Los trabajadores de las fábricas ocupadas, por tanto, sólo recibieron quince años más tarde, cuando hacía ya mucho que habían olvidado la pregunta, una respuesta sobre el problema económico de un «socialismo antiautoritario»: las empresas autogestionadas, como integrantes del mercado, debían ganar su dinero «alternativamente», según los decires de los dirigentes del movimiento alternativo. Lo «completamente otro» ya tenía entonces un aspecto bastante melancólico y pequeño-burgués. Sabemos también lo que resultó de ello. En Alemania, por lo demás, ni siquiera hubo fábricas ocupadas en 1968, puesto que los agitadores del movimiento antiautoritario fueron antes recibidos a palos frente a los portones de las fábricas por los fanáticos del milagro económico, que en esa época se acercaba a su fin. Es por ello que la farsa revolucionaria de la clase media de Alemania puede ser expuesta sin riesgos, aunque no sin los efectos colaterales de un impulso de modernización económica del mercado, del cual lamentablemente aún hoy se siente orgullo.

A pesar de los pesares, la fuerza de irradiación del Mayo parisino consistió en el hecho de que el cuarto prohibido permaneció abierto durante un instante, al menos aparentemente, pues nadie llegó a verlo bien. Y asombra que no se le haya dirigido una mirada precisa, por no hablar ya de entrar en él, puesto que esto habría sido aterrador. La valorización de la moneda como forma de reproducción total, se dice hoy, «no ofrece alternativas». Esto fue asumido como cierto por los sindicatos en todo el mundo, que finalmente no deben temer ya a su propia idea nebulosa de emancipación social. Y así será en el futuro. Los ambiciosos jóvenes de impermeables aún se reúnen en los cafés, pero ahora no alimentan sueños literarios siquiera.

NOTAS

1. Miembros de la Internacional Situacionista, movimiento artístico y político originado en el surrealismo. Su inspirador fue Guy Debord, autor de La sociedad del espectáculo (1967) (N.del T. portugués.).
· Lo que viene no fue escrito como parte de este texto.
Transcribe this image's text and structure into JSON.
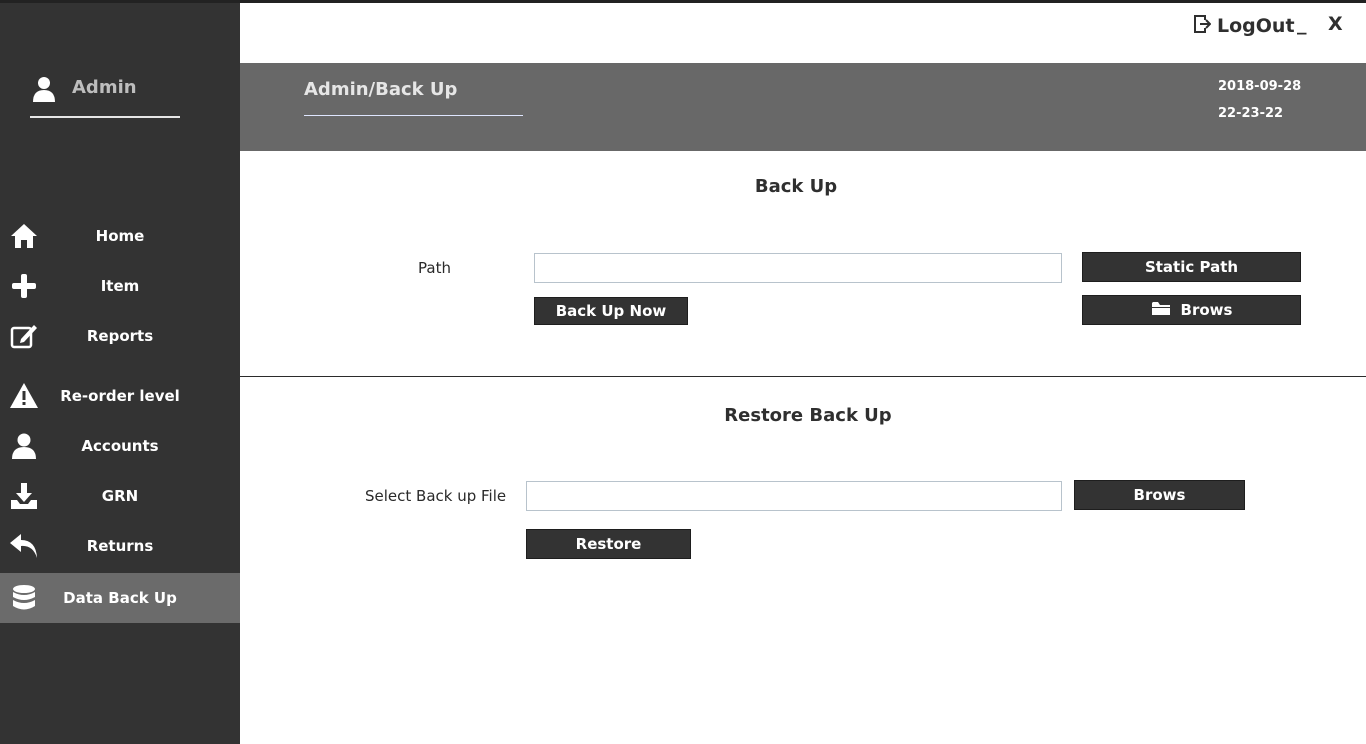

2. Cohn-Bendit, Daniel: Linksradikalismus -Gewaltkur gegen die krankheit des Kommunismus, Reinbek, 1968 (texto de sobrecubierta).

3. Sauvageot, Jacques, y otros: Aufstand in Paris oder Ist in Frankreich eine Revolution moglich?, Reinbek, 1969, p. 16 ss.

4. Cohn-Bendit, Daniel, op. cit., p. 12.
5. "Modernizadores capitalistas". Cfr. el segundo párrafo de la cuarta y última parte (N. del T. portugués).